Plus, trauma people are dedicated, loyal and committed to this profession for a lifetime. They build an organization's reputation. Trauma care is the oldest organized unit of the time sensitive illness (TSI) certifications and designations and offers a solid platform to provide structure for all the TSI certifications.
Holli MacDuff, RN, MSN, Huron Manager
Embrace a Holistic Approach to Optimizing Clinical Documentation
A sustainable solution for clinical documentation improvement (CDI) needs to be flexible, physician-focused and collaborative. It requires monitoring, training and continuous feedback to and from the ED physician.
A coding professional should feel confident to share coding rules and advise a physician on documentation opportunities or request clarification. And, a physician must be willing to accept this advice.
"Pattern billing" by physicians/providers is where physicians tend to bill the same level for each encounter, regardless of the documentation. While the provider may be comfortable with this practice, they can be at risk for over/under coding and not factoring in the supporting documentation for the specific encounter. One organization realized over a $2 million annual increase in revenue by improving physician documentation and increasing coding accuracy through ongoing provider education.
In Huron's experience, ED physicians often do not appreciate the value of the services they provide-perhaps because complex illnesses and serious injuries are so common-so they could be losing out by financially billing all visits at the same level. The ED is the starting point to capture the appropriate complexity of care throughout the continuum of care.
There are many red flags for an inadequate ED coding process. For starters, ask:
- Do the physician and facility ED levels mirror each other?
- Is there inconsistency in results depending upon who is coding the chart?
- Do you know what the ED level of service is going to be before the patient is discharged?

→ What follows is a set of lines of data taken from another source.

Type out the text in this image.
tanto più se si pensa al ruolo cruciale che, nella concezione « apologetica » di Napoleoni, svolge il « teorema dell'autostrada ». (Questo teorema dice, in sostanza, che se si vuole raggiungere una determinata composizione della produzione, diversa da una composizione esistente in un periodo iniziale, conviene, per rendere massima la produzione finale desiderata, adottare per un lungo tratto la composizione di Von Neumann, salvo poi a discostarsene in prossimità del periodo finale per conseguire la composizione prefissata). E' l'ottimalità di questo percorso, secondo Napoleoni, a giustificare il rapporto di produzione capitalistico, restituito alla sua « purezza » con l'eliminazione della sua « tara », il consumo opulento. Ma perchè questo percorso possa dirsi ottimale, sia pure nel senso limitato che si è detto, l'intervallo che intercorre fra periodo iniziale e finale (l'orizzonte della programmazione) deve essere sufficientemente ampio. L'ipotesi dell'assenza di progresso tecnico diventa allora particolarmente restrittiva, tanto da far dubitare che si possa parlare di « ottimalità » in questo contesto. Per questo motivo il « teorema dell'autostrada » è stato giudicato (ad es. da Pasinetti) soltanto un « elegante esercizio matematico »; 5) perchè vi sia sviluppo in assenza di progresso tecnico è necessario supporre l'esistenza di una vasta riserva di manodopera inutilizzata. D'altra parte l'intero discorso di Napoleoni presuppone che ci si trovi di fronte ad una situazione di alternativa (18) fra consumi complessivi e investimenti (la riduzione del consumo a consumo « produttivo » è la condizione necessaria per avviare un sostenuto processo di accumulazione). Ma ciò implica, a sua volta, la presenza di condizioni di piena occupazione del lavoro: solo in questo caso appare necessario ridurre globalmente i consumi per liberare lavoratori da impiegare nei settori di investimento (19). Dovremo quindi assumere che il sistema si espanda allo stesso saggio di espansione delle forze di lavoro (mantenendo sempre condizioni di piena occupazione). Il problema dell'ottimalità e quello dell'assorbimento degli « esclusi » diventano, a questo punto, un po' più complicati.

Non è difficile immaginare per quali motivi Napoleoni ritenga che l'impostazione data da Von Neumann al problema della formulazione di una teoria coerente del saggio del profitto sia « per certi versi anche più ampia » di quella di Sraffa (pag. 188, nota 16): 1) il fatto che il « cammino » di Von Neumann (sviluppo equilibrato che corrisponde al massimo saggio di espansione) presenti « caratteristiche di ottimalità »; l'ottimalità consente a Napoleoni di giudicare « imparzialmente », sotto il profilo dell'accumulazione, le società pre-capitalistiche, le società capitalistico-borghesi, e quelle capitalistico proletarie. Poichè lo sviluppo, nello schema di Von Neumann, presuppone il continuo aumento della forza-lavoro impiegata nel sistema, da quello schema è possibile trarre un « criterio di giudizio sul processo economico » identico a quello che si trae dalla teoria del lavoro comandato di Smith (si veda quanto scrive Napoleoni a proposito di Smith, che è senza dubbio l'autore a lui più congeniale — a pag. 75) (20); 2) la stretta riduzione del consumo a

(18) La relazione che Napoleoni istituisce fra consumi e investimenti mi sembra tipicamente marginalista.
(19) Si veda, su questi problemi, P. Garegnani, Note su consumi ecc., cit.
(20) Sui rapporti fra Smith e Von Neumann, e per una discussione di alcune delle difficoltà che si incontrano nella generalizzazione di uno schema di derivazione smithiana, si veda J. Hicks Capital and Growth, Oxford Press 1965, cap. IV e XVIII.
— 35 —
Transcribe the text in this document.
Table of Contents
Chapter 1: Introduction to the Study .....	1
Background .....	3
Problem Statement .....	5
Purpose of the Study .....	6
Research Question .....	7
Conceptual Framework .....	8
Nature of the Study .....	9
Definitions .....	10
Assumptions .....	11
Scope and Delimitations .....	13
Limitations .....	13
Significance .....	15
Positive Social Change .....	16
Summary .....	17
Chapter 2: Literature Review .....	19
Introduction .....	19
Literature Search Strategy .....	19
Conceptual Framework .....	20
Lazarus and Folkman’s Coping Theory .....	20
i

- Is it impossible for a patient to be seen and not be billed a lower level?
- Do your distribution of ED evaluation and management (E&M) levels reflect possible "pattern billing?"
- Are critical care services not being reported?
- Is caveat for documentation of 99285 being applied?
Be sure to embrace a team approach to solving these challenges. The team should include all who have insight into emergency levels; physicians, compliance, ED leaders, ED billing/coders, patient financial series and staff representation.